Terminologi keilmuan yang  telah dipelajari akan mengering apa bila tanpa disertai dengan ketakwaan, pembersihan dan pendidikan diri. Semakin luas terminologi ilmu yang terkumpul di dalam otak kita, hanya membuat tebal sifat ujub dan kesombongan kita. 1)

 

Pembersihan kolbu kita dengan bertaubat kepada Dzat Pencipta Alam. Orang-orang  mukmin sejati memiliki sifat-sifat, yaitu senantiasa bertaubat dari kesalahannya menyembah dan memanjatkan puji syukur kepada Allah, suka mengadakan perjalanan untuk menambah ilmu pengetahuan, pengalaman, pengajaran, guna memperkuat keimanan kepada Allah, senantiasa istiqomah, ruku dan bersujud (mengerjakan sholat), mengajak kepada kebajikan serta mencegah dari perbuatan mungkar, dan menjaga diri dan tidak melanggar ketentuan yang telah ditetapkan oleh Allah dalam syariat dan hukumnya. 2)

 

Jika mereka bertaubat, mendirikan sholat dan menunaikan zakat, maka (mereka itu) adalah saudara-saudara seagama.” (QS. At Taubah :11)

 

Para ulama mengatakan 3) bahwa taubat dari perbuatan dosa adalah wajib.
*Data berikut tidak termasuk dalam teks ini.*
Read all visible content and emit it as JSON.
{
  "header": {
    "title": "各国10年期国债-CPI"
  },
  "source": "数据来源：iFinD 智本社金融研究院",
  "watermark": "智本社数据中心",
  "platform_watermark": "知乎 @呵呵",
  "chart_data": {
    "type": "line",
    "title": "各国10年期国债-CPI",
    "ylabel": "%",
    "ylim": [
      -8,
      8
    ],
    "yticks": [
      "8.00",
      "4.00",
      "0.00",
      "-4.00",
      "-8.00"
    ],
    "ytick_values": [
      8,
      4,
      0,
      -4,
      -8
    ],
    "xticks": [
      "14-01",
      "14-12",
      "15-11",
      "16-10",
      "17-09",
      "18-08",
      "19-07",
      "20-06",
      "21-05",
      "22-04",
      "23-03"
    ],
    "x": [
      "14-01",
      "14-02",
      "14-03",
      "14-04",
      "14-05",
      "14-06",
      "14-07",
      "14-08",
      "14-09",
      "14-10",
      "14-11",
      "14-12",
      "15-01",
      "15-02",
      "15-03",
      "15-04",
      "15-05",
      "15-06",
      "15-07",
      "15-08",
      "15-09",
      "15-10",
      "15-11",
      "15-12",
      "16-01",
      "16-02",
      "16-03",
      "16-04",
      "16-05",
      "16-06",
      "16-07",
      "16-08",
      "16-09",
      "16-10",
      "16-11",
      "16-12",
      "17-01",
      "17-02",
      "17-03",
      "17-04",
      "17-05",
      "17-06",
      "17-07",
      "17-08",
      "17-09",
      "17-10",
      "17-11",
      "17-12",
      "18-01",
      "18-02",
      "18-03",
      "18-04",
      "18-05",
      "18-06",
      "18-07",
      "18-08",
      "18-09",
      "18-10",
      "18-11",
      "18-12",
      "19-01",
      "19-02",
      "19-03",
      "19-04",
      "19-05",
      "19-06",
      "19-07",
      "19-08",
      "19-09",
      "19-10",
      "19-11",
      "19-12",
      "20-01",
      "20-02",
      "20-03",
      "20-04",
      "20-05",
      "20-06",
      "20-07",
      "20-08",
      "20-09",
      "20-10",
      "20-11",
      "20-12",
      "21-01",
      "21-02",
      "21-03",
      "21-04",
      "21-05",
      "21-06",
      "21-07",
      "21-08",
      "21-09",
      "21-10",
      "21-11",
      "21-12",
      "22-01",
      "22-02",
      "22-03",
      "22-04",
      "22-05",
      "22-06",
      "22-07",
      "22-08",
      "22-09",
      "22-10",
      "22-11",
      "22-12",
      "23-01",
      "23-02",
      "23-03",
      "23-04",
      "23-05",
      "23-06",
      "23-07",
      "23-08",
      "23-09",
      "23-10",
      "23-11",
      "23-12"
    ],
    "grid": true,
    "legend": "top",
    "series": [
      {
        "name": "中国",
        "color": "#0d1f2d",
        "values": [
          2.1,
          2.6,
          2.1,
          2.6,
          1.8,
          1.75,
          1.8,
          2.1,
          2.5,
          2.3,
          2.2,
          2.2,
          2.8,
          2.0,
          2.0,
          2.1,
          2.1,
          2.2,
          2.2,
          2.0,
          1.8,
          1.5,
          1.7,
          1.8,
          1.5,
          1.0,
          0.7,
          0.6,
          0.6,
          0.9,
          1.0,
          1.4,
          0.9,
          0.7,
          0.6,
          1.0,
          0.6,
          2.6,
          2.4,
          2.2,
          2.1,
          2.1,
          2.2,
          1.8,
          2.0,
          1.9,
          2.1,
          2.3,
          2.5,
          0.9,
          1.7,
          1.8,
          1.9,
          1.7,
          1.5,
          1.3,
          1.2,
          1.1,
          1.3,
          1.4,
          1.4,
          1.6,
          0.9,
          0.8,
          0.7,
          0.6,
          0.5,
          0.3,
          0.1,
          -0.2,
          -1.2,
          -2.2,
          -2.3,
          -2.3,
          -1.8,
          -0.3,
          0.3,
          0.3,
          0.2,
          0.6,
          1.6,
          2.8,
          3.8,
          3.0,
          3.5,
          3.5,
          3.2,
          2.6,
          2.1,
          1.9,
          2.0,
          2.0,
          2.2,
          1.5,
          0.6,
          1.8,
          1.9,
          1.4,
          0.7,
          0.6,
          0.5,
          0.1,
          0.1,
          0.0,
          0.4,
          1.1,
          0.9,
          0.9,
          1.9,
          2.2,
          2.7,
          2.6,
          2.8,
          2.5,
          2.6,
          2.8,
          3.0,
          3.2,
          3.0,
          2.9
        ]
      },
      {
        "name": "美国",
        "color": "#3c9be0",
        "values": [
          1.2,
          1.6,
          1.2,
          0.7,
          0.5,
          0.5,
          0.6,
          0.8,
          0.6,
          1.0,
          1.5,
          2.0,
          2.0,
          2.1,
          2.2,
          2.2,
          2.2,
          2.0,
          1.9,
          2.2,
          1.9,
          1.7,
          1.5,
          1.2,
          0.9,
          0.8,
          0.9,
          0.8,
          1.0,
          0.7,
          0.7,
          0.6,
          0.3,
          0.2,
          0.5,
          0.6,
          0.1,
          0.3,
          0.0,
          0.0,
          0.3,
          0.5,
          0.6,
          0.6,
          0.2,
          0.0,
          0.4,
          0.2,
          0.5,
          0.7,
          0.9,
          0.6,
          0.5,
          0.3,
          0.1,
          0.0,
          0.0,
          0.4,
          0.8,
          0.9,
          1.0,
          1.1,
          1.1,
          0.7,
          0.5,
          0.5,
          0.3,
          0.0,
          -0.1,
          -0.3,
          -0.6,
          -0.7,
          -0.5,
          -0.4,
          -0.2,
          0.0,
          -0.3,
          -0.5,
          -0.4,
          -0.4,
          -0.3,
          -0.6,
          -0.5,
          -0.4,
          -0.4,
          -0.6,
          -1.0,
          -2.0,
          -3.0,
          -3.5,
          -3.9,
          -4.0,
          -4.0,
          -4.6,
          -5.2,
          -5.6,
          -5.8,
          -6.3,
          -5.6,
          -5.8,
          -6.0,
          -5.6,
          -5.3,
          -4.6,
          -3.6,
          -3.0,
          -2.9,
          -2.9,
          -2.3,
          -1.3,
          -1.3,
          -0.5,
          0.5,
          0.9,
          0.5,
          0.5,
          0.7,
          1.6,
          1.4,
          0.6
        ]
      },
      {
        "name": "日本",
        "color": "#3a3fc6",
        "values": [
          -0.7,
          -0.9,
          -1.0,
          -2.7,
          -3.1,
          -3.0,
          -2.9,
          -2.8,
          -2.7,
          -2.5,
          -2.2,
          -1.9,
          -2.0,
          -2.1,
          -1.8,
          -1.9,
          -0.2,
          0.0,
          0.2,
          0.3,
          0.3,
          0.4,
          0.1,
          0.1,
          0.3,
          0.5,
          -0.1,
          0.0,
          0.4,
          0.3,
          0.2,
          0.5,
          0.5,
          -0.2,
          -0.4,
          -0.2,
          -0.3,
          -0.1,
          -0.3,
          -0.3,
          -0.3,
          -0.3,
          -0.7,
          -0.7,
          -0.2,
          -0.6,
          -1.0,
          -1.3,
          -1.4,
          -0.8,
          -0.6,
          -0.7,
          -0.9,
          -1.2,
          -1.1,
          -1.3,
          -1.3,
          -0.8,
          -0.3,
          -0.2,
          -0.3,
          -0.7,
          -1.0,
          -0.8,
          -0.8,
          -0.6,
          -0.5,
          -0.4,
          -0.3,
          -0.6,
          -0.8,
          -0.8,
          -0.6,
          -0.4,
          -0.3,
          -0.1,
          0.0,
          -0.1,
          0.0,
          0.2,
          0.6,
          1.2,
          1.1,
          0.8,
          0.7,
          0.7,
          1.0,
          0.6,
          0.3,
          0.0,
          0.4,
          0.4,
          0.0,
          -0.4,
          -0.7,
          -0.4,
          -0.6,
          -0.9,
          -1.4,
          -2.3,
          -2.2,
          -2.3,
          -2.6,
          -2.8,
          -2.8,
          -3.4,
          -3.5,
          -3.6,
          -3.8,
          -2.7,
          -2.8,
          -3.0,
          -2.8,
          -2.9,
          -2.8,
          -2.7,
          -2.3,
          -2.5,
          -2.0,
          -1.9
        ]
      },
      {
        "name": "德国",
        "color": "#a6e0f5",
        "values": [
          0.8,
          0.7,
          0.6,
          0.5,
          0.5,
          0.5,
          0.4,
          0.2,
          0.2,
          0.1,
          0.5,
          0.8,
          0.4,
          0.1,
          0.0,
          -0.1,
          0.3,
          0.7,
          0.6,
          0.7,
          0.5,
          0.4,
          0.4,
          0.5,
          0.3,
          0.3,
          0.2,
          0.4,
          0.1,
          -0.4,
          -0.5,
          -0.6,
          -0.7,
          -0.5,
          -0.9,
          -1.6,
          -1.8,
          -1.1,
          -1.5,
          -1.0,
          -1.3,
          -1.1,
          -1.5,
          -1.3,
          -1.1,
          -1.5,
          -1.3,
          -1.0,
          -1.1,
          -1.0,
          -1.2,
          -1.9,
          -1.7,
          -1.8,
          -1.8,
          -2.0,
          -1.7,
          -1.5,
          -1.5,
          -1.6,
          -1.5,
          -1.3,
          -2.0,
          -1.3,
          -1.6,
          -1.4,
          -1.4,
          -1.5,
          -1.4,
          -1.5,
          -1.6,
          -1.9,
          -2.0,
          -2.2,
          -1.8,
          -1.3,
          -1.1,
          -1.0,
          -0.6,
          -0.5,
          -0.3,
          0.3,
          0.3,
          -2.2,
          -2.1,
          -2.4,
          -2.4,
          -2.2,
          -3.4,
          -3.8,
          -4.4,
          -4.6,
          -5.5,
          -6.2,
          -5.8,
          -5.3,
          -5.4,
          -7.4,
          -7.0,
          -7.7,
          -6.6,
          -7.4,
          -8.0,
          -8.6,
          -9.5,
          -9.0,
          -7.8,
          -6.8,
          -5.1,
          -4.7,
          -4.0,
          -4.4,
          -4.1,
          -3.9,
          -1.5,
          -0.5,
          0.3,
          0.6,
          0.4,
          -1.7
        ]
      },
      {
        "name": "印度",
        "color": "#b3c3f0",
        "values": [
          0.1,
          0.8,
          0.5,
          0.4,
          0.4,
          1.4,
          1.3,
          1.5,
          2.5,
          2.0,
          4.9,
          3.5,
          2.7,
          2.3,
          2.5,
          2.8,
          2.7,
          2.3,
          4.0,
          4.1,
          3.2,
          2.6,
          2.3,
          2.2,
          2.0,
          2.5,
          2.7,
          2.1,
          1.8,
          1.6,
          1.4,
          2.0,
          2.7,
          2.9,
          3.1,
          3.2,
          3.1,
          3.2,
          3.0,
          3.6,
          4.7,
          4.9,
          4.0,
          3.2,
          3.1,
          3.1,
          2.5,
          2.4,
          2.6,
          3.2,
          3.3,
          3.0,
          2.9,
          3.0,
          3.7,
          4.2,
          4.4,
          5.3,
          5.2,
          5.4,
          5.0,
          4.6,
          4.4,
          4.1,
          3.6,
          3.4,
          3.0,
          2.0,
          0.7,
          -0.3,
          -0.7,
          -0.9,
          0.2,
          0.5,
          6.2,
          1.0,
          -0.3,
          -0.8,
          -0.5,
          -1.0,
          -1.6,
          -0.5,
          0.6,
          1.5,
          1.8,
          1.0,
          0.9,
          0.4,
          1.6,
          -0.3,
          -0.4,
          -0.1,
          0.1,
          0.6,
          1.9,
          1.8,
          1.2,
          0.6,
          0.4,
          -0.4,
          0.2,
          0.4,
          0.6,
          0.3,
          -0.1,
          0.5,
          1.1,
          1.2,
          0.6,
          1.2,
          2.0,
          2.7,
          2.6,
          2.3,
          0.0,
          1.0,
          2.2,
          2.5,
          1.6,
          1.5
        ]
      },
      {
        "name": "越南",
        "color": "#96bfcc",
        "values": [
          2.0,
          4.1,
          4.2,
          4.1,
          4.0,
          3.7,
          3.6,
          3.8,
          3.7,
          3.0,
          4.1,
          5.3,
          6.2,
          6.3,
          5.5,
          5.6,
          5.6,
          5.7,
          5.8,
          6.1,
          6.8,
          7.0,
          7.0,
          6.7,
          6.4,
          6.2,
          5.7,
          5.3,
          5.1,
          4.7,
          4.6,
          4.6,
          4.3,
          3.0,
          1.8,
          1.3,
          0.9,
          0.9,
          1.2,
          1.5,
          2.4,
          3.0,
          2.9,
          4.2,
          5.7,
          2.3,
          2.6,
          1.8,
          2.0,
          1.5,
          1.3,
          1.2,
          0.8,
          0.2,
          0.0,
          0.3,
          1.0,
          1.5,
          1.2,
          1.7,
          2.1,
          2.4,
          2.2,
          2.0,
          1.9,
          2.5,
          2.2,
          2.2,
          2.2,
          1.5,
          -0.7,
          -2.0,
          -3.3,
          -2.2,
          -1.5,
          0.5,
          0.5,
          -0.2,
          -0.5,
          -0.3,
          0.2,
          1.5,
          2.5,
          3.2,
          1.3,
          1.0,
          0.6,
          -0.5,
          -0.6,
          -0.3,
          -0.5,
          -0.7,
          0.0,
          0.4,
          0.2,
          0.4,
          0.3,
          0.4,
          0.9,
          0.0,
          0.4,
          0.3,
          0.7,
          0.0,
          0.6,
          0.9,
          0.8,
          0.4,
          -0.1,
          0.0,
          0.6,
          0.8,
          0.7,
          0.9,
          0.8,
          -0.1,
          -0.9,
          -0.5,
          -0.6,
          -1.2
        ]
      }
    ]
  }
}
Apabila perbuatan dosa itu tidak menyangkut dengan sesama manusia maksudnya hanya dosa antara seseorang dengan Allah taala, maka harus memenuhi tiga syarat, yaitu:

  1. menghentikan perbuatan dosa itu
  2. menyesal atas perbuatannya itu
  3. berketetapan hati untuk tidak mengulangi lagi perbuatan dosa itu selama-lamanya. 

 

Apabila tidak memenuhi tiga persyaratan itu, maka tidak akan diterima taubatnya.

 

Dan apabila perbuatan dosa itu menyangkut dengan sesama manusia maka harus memenuhi empat syarat, yaitu tiga syarat seperti yang tersebut di atas ditambah dengan satu syarat yaitu harus menyelesaikan urusannya itu kepada yang bersangkutan.

 

 

Menurut riwayat yang disampaikan oleh Buchari (hadits qudsi), menyebutkan :

 

Allah taala berfirman : “Bertaubatlah kamu semuanya kepada Allah wahai orang-orang yang beriman agar kamu sekalian berbahagia”.

 

Allah taala berfirman :”Mohon ampunlah kamu sekalian kepada Tuhanmu kemudian bertaubatlah kepadaNya”.

 

Allah taala berfirman :”Wahai orang-orang yang beriman, bertaubatlah kamu sekalian kepada Allah dengan sebenar-benar taubat”. (H.R. Buchari)

 

Salam,

 

http://ferrydjajaprana.multiply.com

http://tasawuf.multiply.com

 

 

 

Bibliography ;

 

1)      Muhammad Reza Ramzi Awhadi, Cahaya Sufi, Penerbit Misbah, 2003

2)      UII, Al Quran dan Tafsirnya, UII, Yogyakarta, 1990

3)      Imam Abu Zakariya, Yahya Bin Syaraf An Nawawy, Terjemah Riyadlus Shalihin, Penerbit CV Toha Putra, Semarang, 1981


fathima35 wrote on Mar 9
TFS mas...jadi inget suatu ceramah, Bahwa Allah akan memberikan ilmu bagi mereka yang tidak bermaksiat..dan ilmu Allah itu dengan sendirinya diberikan kepada orang itu walalupun orang itu tidak mempelajarinya....tapi ilmu dari Allah adalah nuur...dan nuur ini tidak akan pernah bisa menmbus mereka2 yang bermaksiat....mohon koreksi kalau saya salah...:)
ferrydjajaprana wrote on Mar 9
Maksiat adalah noda, noda ini mengotori hati, apabila hati ini kotor maka cahaya Tuhan pun terhalang. Ini pernah disinggung oleh Al Ghazali, dalam kitab karangannya Kitab Syarh Al Ajaib Al Qalb (Keajaiban-keajaiban hati), Diindonesia diterbitkan Penerbit Karisma, Bandung, 2001.